Pero ahí empieza también lo problemático. Porque la caridad sin orden puede convertirse en caos, y el gesto moral sin límites, en dogma personal. San Antón -su ya famosa parroquia en Chueca- no es sólo un templo abierto: es un foco permanente de conflicto vecinal, deterioro urbano y quejas reiteradas por inseguridad, suciedad y abandono del entorno. Durante años, cualquier crítica ha sido descalificada como falta de humanidad, como si el sufrimiento social otorgara patente de corso para ignorar normas básicas de convivencia y responsabilidad institucional.
El Padre Ángel ha construido un relato en el que la buena intención parece absolverlo todo. Y no debería. Ayudar a los más vulnerables no exime de rendir cuentas, ni de coordinarse eficazmente con servicios sociales, ni de reconocer que la acumulación descontrolada de exclusión en un mismo punto acaba perjudicando a todos: a los vecinos, al barrio y a los propios asistidos. La pobreza no se resuelve amontonándola bajo una cúpula.
Tampoco es menor el debate ideológico. El Padre Ángel se presenta como un cura social, casi progresista, pero su discurso es selectivo. Es valiente frente a los problemas que dan buena prensa -sinhogarismo, soledad, pobreza visible- y sorprendentemente tibio ante otros debates de fondo: inmigración desordenada, redes de dependencia crónica, instrumentalización política de la miseria. Su enfoque es profundamente asistencialista: paliar el dolor sin cuestionar seriamente el sistema que lo reproduce. Caridad sí, pero transformación estructural, poca.

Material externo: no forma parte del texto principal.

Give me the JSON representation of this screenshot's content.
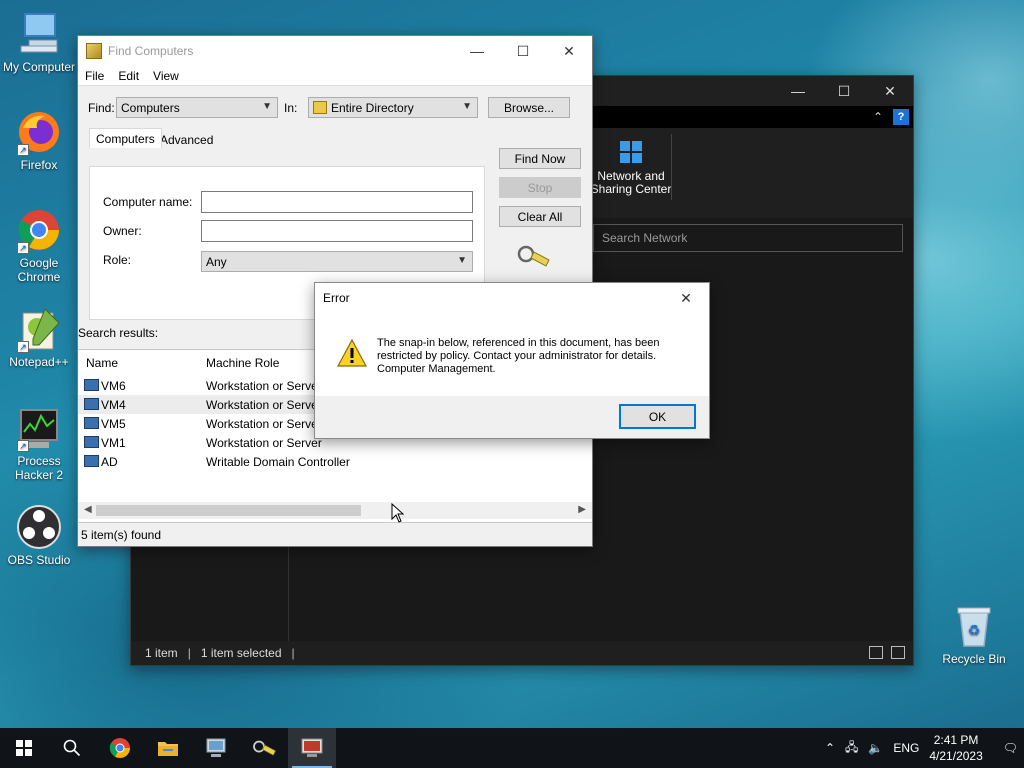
{
  "desktop": {
    "icons": [
      {
        "label": "My Computer"
      },
      {
        "label": "Firefox"
      },
      {
        "label": "Google Chrome"
      },
      {
        "label": "Notepad++"
      },
      {
        "label": "Process Hacker 2"
      },
      {
        "label": "OBS Studio"
      },
      {
        "label": "Recycle Bin"
      }
    ]
  },
  "explorer": {
    "ribbon_item": "Network and\nSharing Center",
    "search_placeholder": "Search Network",
    "status_items": "1 item",
    "status_selected": "1 item selected",
    "help": "?"
  },
  "find": {
    "title": "Find Computers",
    "menu": [
      "File",
      "Edit",
      "View"
    ],
    "find_label": "Find:",
    "find_value": "Computers",
    "in_label": "In:",
    "in_value": "Entire Directory",
    "browse": "Browse...",
    "tabs": [
      "Computers",
      "Advanced"
    ],
    "fields": {
      "computer_name": "Computer name:",
      "owner": "Owner:",
      "role": "Role:",
      "role_value": "Any"
    },
    "buttons": {
      "find_now": "Find Now",
      "stop": "Stop",
      "clear_all": "Clear All"
    },
    "search_results_label": "Search results:",
    "columns": [
      "Name",
      "Machine Role"
    ],
    "rows": [
      {
        "name": "VM6",
        "role": "Workstation or Server"
      },
      {
        "name": "VM4",
        "role": "Workstation or Server"
      },
      {
        "name": "VM5",
        "role": "Workstation or Server"
      },
      {
        "name": "VM1",
        "role": "Workstation or Server"
      },
      {
        "name": "AD",
        "role": "Writable Domain Controller"
      }
    ],
    "status": "5 item(s) found"
  },
  "error": {
    "title": "Error",
    "line1": "The snap-in below, referenced in this document, has been",
    "line2": "restricted by policy. Contact your administrator for details.",
    "line3": "Computer Management.",
    "ok": "OK"
  },
  "taskbar": {
    "lang": "ENG",
    "time": "2:41 PM",
    "date": "4/21/2023"
  },
  "colors": {
    "accent": "#0078d7",
    "taskbar": "#101418",
    "explorer_bg": "#191919"
  }
}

A eso se suma una exposición mediática constante que plantea otra pregunta incómoda: ¿dónde termina la ayuda y empieza el espectáculo? El sacerdote que predica humildad ha sabido moverse como pez en el agua entre premios, cámaras y actos institucionales. No es un pecado, pero sí un riesgo: el de confundir visibilidad con virtud y de blindarse frente a cualquier crítica bajo el escudo del “yo ayudo, tú no”.
El balance, por tanto, es necesariamente ambivalente. El Padre Ángel ha sido -y sigue siendo- útil. Ha salvado situaciones límite y ha puesto rostro humano a la miseria. Pero también ha consolidado un modelo personalista, poco transparente y conflictivo, donde la urgencia justifica casi cualquier cosa y donde el debate queda reducido a una dicotomía infantil: o estás conmigo o estás contra los pobres.
España necesita menos iconos intocables y más soluciones eficaces. Menos caridad convertida en altar moral y más políticas sociales exigentes, ordenadas y evaluables. Reconocer la obra del Padre Ángel no obliga a callar sus sombras. Al contrario: sólo señalándolas se honra de verdad a quienes dice servir. Porque ayudar no es sólo dar; es también saber cuándo, cómo y hasta dónde.